Alginate gel embedding preserves antigenicity in free-floating brain sections.

Free-floating cryosections are widely used in neuroanatomical and immunohistochemical studies due to their superior antigen preservation and unrestricted antibody penetration. However, long-term storage of these sections is vulnerable to freezer failures, often resulting in irreversible loss of irreplaceable material. To address this limitation, we developed an alginate gel embedding method designed to protect free-floating brain sections after cryotome cutting and maintain antigenicity during extended storage at -40°C. Using a mouse model of ischemic stroke, we evaluated antigen stability under simulated freezer accident conditions by analyzing immunofluorescence for CD68, GFAP, Iba1, and NeuN in consecutive sections exposed to room temperature for 0, 1, or 2 days.
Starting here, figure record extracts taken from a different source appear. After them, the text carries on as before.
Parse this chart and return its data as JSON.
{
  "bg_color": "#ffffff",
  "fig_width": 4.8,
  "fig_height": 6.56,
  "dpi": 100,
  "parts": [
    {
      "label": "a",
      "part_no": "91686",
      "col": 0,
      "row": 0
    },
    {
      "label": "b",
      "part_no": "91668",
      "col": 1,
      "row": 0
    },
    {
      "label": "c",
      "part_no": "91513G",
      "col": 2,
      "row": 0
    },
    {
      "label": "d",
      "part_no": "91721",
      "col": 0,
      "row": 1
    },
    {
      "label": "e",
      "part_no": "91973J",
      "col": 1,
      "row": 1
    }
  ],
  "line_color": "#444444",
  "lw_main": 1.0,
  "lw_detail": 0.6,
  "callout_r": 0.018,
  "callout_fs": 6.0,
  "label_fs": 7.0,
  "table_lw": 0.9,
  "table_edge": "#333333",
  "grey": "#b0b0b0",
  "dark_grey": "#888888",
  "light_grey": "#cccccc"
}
CD68 and Iba1 signals showed partial decline by day 2, whereas GFAP and NeuN immunoreactivity remained largely preserved, with only minor reductions in intensity. These results demonstrate that antigen stability varies across markers but can be substantially maintained when sections are embedded in alginate gel. Our findings highlight a simple and effective strategy for long-term preservation of free-floating cryosections and support its use as a safeguard against tissue degradation during storage interruptions. This method offers a practical solution for laboratories relying on extended experimental timelines and repeated immunohistochemical analyses.